1. The titers of the isoagglutinins anti-A and anti-B in pregnant women at term do not differ significantly from the isoagglutinin titers in normal male adult blood donors. This indicates that pregnancy itself does not ordinarily stimulate a rise in isoagglutinin titer.

2. The frequency of incompatible blood groups in the infants of 31 mothers with toxemia of pregnancy was slightly higher (29 per cent) than that in a series of 166 infants of mothers without toxemia (22.3 per cent), but the difference was not statistically significant.
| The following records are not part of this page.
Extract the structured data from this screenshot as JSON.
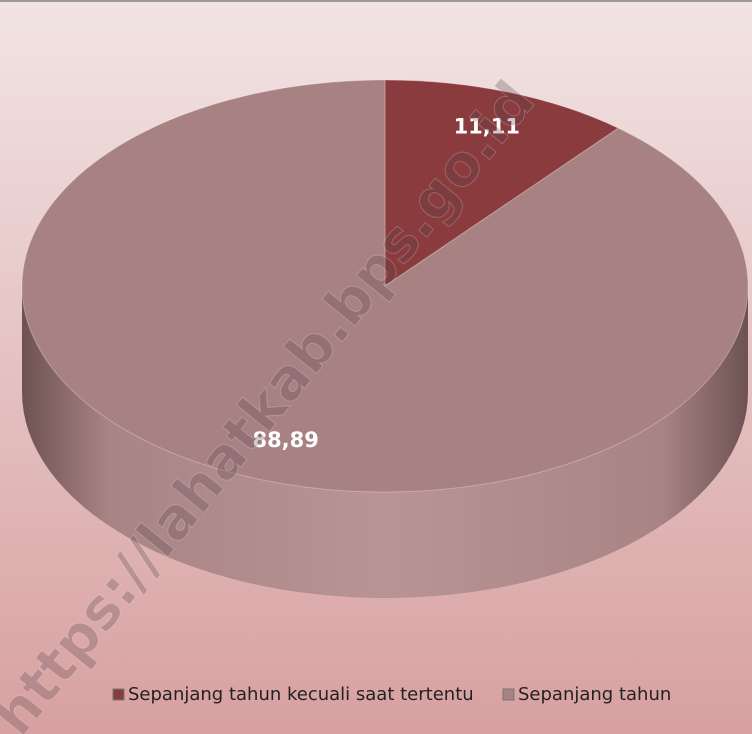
{
  "chart_data": {
    "type": "pie",
    "categories": [
      "Sepanjang tahun kecuali saat tertentu",
      "Sepanjang tahun"
    ],
    "values": [
      11.11,
      88.89
    ],
    "value_labels": [
      "11,11",
      "88,89"
    ],
    "colors": [
      "#8a3b3e",
      "#a88283"
    ],
    "legend": "bottom",
    "watermark": "https://lahatkab.bps.go.id"
  }
}
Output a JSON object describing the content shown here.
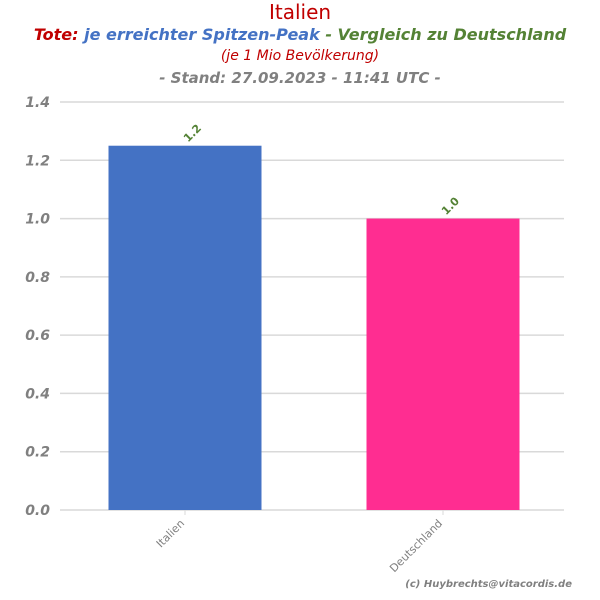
{
  "header": {
    "title": "Italien",
    "line2_part1": "Tote:",
    "line2_part2": "je erreichter Spitzen-Peak",
    "line2_part3": "- Vergleich zu Deutschland",
    "line3": "(je 1 Mio Bevölkerung)",
    "line4": "- Stand: 27.09.2023 - 11:41 UTC -"
  },
  "footer": {
    "copyright": "(c) Huybrechts@vitacordis.de"
  },
  "colors": {
    "title": "#c00000",
    "blue": "#4472c4",
    "green": "#548235",
    "gray": "#808080",
    "bar_italien": "#4472c4",
    "bar_deutschland": "#ff2d91",
    "grid": "#d9d9d9"
  },
  "chart_data": {
    "type": "bar",
    "categories": [
      "Italien",
      "Deutschland"
    ],
    "values": [
      1.25,
      1.0
    ],
    "data_labels": [
      "1.2",
      "1.0"
    ],
    "bar_colors": [
      "#4472c4",
      "#ff2d91"
    ],
    "ylim": [
      0,
      1.4
    ],
    "yticks": [
      "0.0",
      "0.2",
      "0.4",
      "0.6",
      "0.8",
      "1.0",
      "1.2",
      "1.4"
    ],
    "grid": true,
    "xlabel": "",
    "ylabel": ""
  }
}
3. Of 37 normal mothers whose infants had blood groups incompatible with theirs, 9 were found to have a significant rise in isoagglutinin titer one week post partum. An appreciable rise in isoagglutinin titer occurred under similar circumstances in 6 of 9 mothers with toxemia. The series are too small to permit definite conclusions regarding the significance of this in relation to toxemia. However, there appears to be no doubt that under certain circumstances parturition can stimulate a rise in the maternal isoagglutinin titer.

4. No correlation was found between the occurrence of Rh incompatibility and toxemia of pregnancy.

5. The data obtained furnish additional evidence to support the theory of multiple allelic genes of heredity of the Rh blood types and also Race and Taylor’s theory of inheritance of the Hr factor.